Die BBC machte deutlich, dass es „kein Beweis” für den Anspruch; andere Sender bezeichneten es in ihren Schlagzeilen unmissverständlich als „Beleidigung“; der ehemalige Chefpeitscher der Tory und der Sprecher des Unterhauses tadelten Johnson öffentlich; sogar eine seiner treuesten Assistentinnen, Munira Mirza, knüpfte ihren Rücktritt daran.

Hinter den ungläubigen Reaktionen konnte man ein Gefühl der Erleichterung erkennen, dass „wir noch nicht da sind“ – das „dort“ ist eine Art Post-Trump-USA, in der QAnon-Verschwörungstheorien regelmäßig Schlagzeilen machen. Aber dies ist kein Moment für Selbstzufriedenheit.

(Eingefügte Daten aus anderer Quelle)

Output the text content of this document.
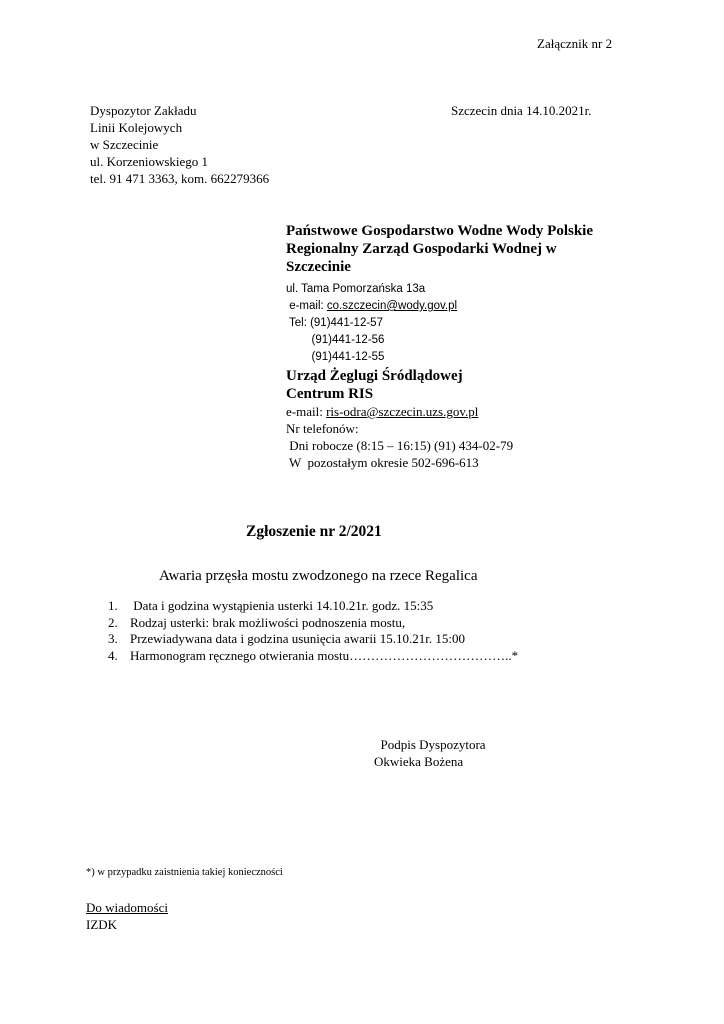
Załącznik nr 2
Dyspozytor Zakładu
Linii Kolejowych
w Szczecinie
ul. Korzeniowskiego 1
tel. 91 471 3363, kom. 662279366
Szczecin dnia 14.10.2021r.
Państwowe Gospodarstwo Wodne Wody Polskie
Regionalny Zarząd Gospodarki Wodnej w
Szczecinie
ul. Tama Pomorzańska 13a
e-mail: co.szczecin@wody.gov.pl
Tel: (91)441-12-57
(91)441-12-56
(91)441-12-55
Urząd Żeglugi Śródlądowej
Centrum RIS
e-mail: ris-odra@szczecin.uzs.gov.pl
Nr telefonów:
Dni robocze (8:15 – 16:15) (91) 434-02-79
W  pozostałym okresie 502-696-613
Zgłoszenie nr 2/2021
Awaria przęsła mostu zwodzonego na rzece Regalica
1. Data i godzina wystąpienia usterki 14.10.21r. godz. 15:35
2. Rodzaj usterki: brak możliwości podnoszenia mostu,
3. Przewiadywana data i godzina usunięcia awarii 15.10.21r. 15:00
4. Harmonogram ręcznego otwierania mostu………………………………..*
Podpis Dyspozytora
Okwieka Bożena
*) w przypadku zaistnienia takiej konieczności
Do wiadomości
IZDK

Wir sind woanders, auch beunruhigend: ein Ort, an dem die Leute leugnen, dass Johnsons Beleidigungen von Savile das Produkt einer politischen Kultur waren, die mit Unwahrheiten gesättigt war und sich so oft gegen die politische Linke und Minderheiten richtete.

Die Unrichtigkeit der Savile-Behauptung hat sich aufgrund des spezifischen Klimas und der Art und Weise, in der sie stattfand, „durchgesetzt“. Die Verachtung für den Mann, der es gemacht hat, und seine damalige politische Position – die verzweifelt darauf aus war, die Aufmerksamkeit von seinem sinkenden Ministerpräsidentenamt und seiner gesunkenen Moral abzulenken – ließen es niedriger und schmutziger erscheinen, als wenn es in einem normalen politischen Geschäft gemacht worden wäre . Das Timing verstärkte auch die Behauptung, die in einer im Fernsehen übertragenen Commons-Sitzung erhoben wurde, als der Einsatz hoch war, unmittelbar nach der Veröffentlichung von Sue Grays vernichtendem „Update“. Dann war da noch die Position von Starmer selbst in diesem einzigartigen Szenario, ein Protagonist, der in seiner Rolle als Repräsentant einer wütenden und verwundeten Nation geheiligt wurde.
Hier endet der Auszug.